Graduate Does Time Expand? Universe Expansion Explained

[moving finger]

I'm not sure of the exact meaning of expansion of space... I had always assumed it had to do with the way the distance between test particles following geodesics would increase over time.

ok... and maybe the expansion of time has to do with the way the time between test particles following geodesics would increase over space...
MF

 

[JesseM]

ok... and maybe the expansion of time has to do with the way the time between test particles following geodesics would increase over space...

But that doesn't make any sense, unless the test particles are tachyons (and I don't think you can define the notion of a geodesic for tachyons)--if you slice spacetime into a series of non-spacelike-sections, you won't have the same collection of test particles in each slice, you'll just get particles randomly appearing and disappearing from one slice to the next.
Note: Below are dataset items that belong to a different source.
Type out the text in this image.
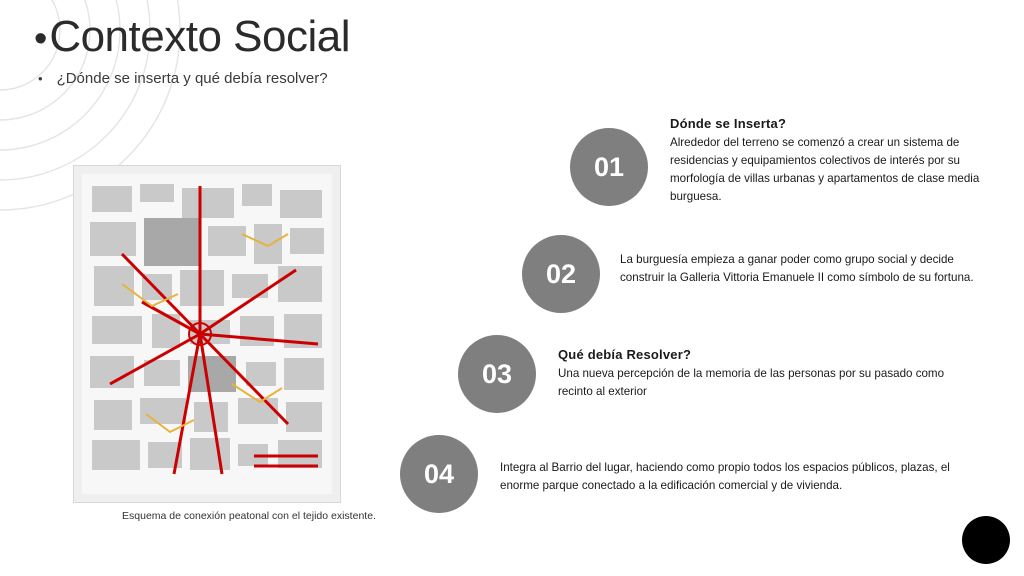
• Contexto Social
• ¿Dónde se inserta y qué debía resolver?
Esquema de conexión peatonal con el tejido existente.
01
Dónde se Inserta?
Alrededor del terreno se comenzó a crear un sistema de residencias y equipamientos colectivos de interés por su morfología de villas urbanas y apartamentos de clase media burguesa.
02	La burguesía empieza a ganar poder como grupo social y decide construir la Galleria Vittoria Emanuele II como símbolo de su fortuna.
03
Qué debía Resolver?
Una nueva percepción de la memoria de las personas por su pasado como recinto al exterior
04	Integra al Barrio del lugar, haciendo como propio todos los espacios públicos, plazas, el enorme parque conectado a la edificación comercial y de vivienda.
Try to visualize a spacetime filled with worldines, and what happens if you take a series of slices along the time axis vs. what happens if you take a series of slices along a spatial axis, hopefully you can see what I mean.

 

[moving finger]

But that doesn't make any sense, unless the test particles are tachyons (and I don't think you can define the notion of a geodesic for tachyons)--if you slice spacetime into a series of non-spacelike-sections, you won't have the same collection of test particles in each slice, you'll just get particles randomly appearing and disappearing from one slice to the next. Try to visualize a spacetime filled with worldines, and what happens if you take a series of slices along the time axis vs. what happens if you take a series of slices along a spatial axis, hopefully you can see what I mean.

It makes sense. I think the reason you cannot make sense of it is because you are stuck in thinking of test particles which have worldlines with a unique separation in their "space values" for each "time value".
Try to think of it instead as two spacetime events rather than as test particles or worldlines.
Let us define "time-simultaneous" as meaning the two events take place at the same time but at different points in space (I know, I know, simultaneity is relative! but let's assume a non-relativistic scenario), and let us define "space-simultaneous" as meaning the two events take place at the same location in space but at different points in time.

Now, what is being said is the following :
In the "space" case the "space interval" between two time-simultaneous events depends on their location in time - for expanding space the events are further apart in space if the events take place at later times - for contracting space the events are closer together in space if the events take place at later times.

In the "time" case the "time interval" between two space-simultaneous events depends on their location in space - the two events are either further apart or closer together in time depending on their location in space.

Now one might ask - how can the time-interval between two space-simultaneous events be different, depending upon their location in space?

Think of gravitational time-dilation. Near a massive body, this is exactly what happens - the time-interval between two space-simultaneous events near the massive body IS different (it is greater) compared to the time-interval between two space-simultaneous events in empty space.

MF

 

[JesseM]

It makes sense. I think the reason you cannot make sense of it is because you are stuck in thinking of test particles which have worldlines with a unique separation in their "space values" for each "time value".
Try to think of it instead as two spacetime events rather than as test particles or worldlines.
Let us define "time-simultaneous" as meaning the two events take place at the same time but at different points in space (I know, I know, simultaneity is relative! but let's assume a non-relativistic scenario), and let us define "space-simultaneous" as meaning the two events take place at the same location in space but at different points in time.

OK, but the point is that when you take spacelike slices along the time axis, you can say the two events are just the positions of the particles at that moment in time, so you can compare the distance of the two events in one spacelike slice to with the distance of the "corresponding" two events in a later slice (ie the position of the same two particles at the later time). But what correspondence is there between events in one slice taken along a space axis with events in another slice taken along the same space axis?

In the "space" case the "space interval" between two time-simultaneous events depends on their location in time - for expanding space the events are further apart in space if the events take place at later times

What events are further apart? Any two pairs of random events in different slices will be further apart, regardless of how you choose them? If in the first slice I choose the events "clock on Earth reads 2005" and "clock on Earth reads 3005", and in another slice I choose the events "clock on Alpha Centauri reads 2005" and "clock on Alpha Centauri reads 2008", does that mean time has shrunk? What if I had instead chosen the events "clock on Alpha Centauri reads 2005" and "clock on Alpha Centauri reads 4005"? Without some correspondence between the events on one slice and another, without some kind of rule saying "if you pick events A and B in your first slice, you must always pick events A' and B' in the second one", then your choice of which two events in each slice to pick will be totally arbitrary, so there will be no well-defined procedure to decide whether "time is expanding" or not. So, your argument still makes no sense to me.

 

[Chronos]

I haven't followed this whole thing in detail, but time and space are interchangeable. A lazy way to visualize an event is by imagining a four dimensional hypersphere whose virtual surface is:

X^3 + Y^3 + Z^3 + T^3 = 1 [or other arbitrary constant].

Note: cubing the factors is a lazy way of preserving CPT symmetry.